ACBL started up another run in Argentina after I quit to go to the gambling boat in Joliet, Illinois. An engineer friend of mine, Ed Russell, took a boat down there. I asked him why, and he said that the main reason was that it got him as far away from Butch Barras as he could possibly get. I couldn't fault him for that.

Speaking of Barras, here's an example of why we basically agreed with Ed. Some years farther down the road, when I was on the Joy Anne Keller with MEMCO, Chuck Miller was out on the Keller on one of our stops in Saint Louis, and he was telling me about a tale that had been circulating in the management ranks about Barras.

He was firing one of the engineers. Barras had called him into his office, sat him down opposite, and told him, "You're fired!" That was the conversation opener. The chief stood up to leave, and Barras told him, "Sit down, I'm not done with you yet!" Chiefie said, "Yeah, we're done here. You fired me, this discussion is over." Barras told him to sit down again, but the chief refused again and it got really heated and ended up with Barras punching the chief in the mouth!

Chuck said that the engineer got legal representation, and sued ACBL. He said that they settled out of court, reportedly for $750,000! Chuck was grinning, and I asked him what he was thinking. His reply was why couldn't that have been me! (He had many go rounds with Barras, and had left engineering to run purchasing at Jeffboat, on the other side of the Ohio, just to get away from Barras.) I replied, "Same! Either one of us would have gladly taken one punch for three quarters of a million!

Saturday, August 13, 2022

An Echo Of A Prior Life


 

While cleaning out down the basement a few weeks ago, I came across this pen and ink illustration. It was drawn by a gentleman named T.C. Gillespie, and it was one of a package of correspondence cards that he sold back in the late seventies that depicted river scenes.


Shown is something that we did at locks and landings, lifting the valve covers to do a top deck inspection. You are checking that there is nothing adrift in there; valve springs unbroken and where they belong, no collapsed valve lash adjusters, fuel jumpers not leaking, etc. The engine is an EMD 645, likely a twelve cylinder, and this is the outboard side as the explosion doors on the crankcase (look for the handhole covers with the four circles on them in the lower row) are on this side, they were always mounted where we were not walking as a matter of course.

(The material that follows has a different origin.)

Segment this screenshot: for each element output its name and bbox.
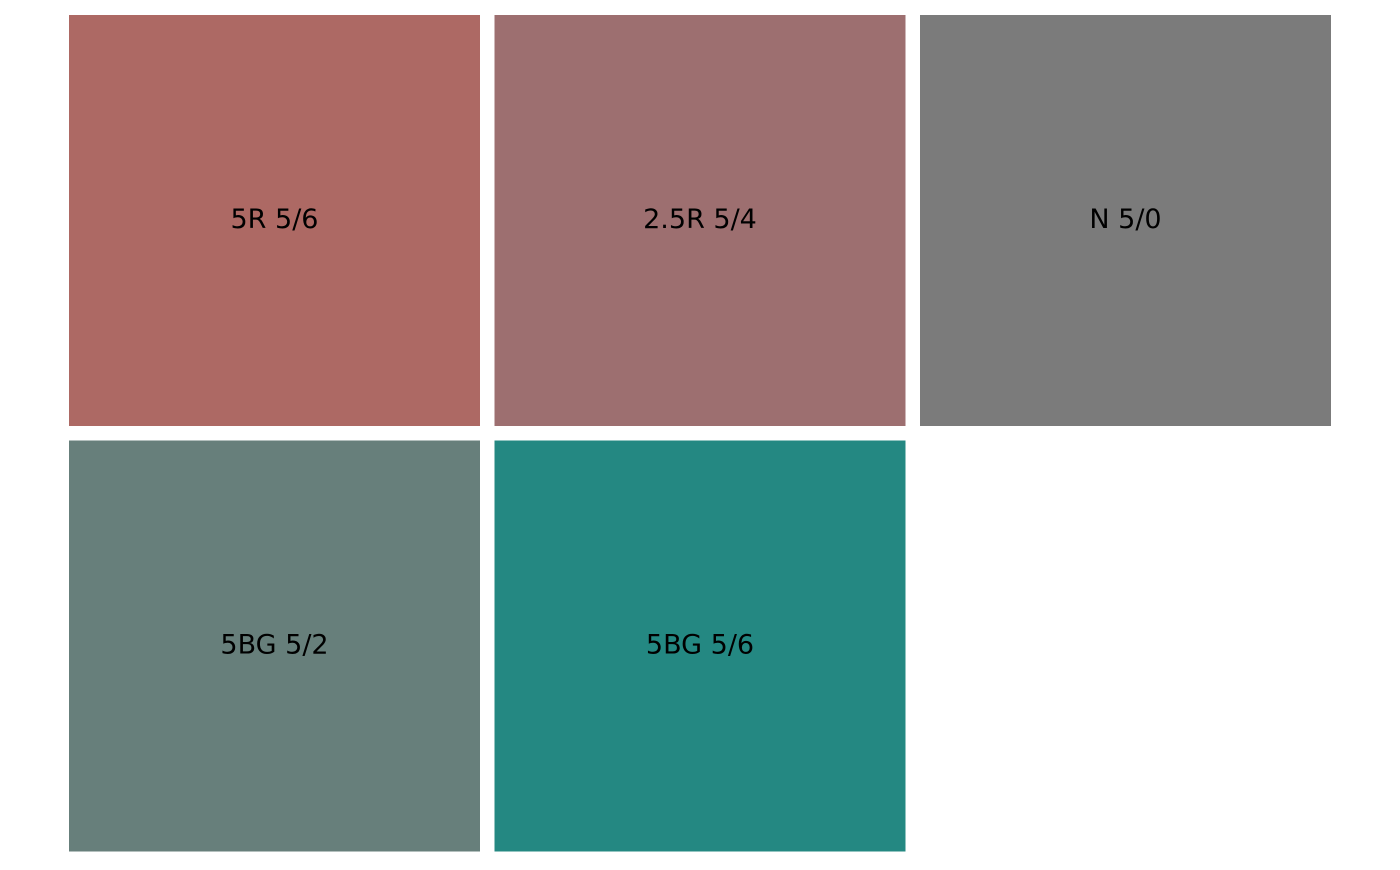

The engineer has the obligatory flashlight and rag, when you opened these valve covers, there was always dripping oil that you had to wipe away before getting your head in there for a close look, otherwise that oil ended up in your hair and on the back of your neck. :-)


I find pen and ink as an art form fascinating for the level of detail and the meticulous attention to detail that it must demand, and I like his use of selective detail here to focus your gaze on the subject.

It's a fine look at something that we did frequently, presented in a novel way.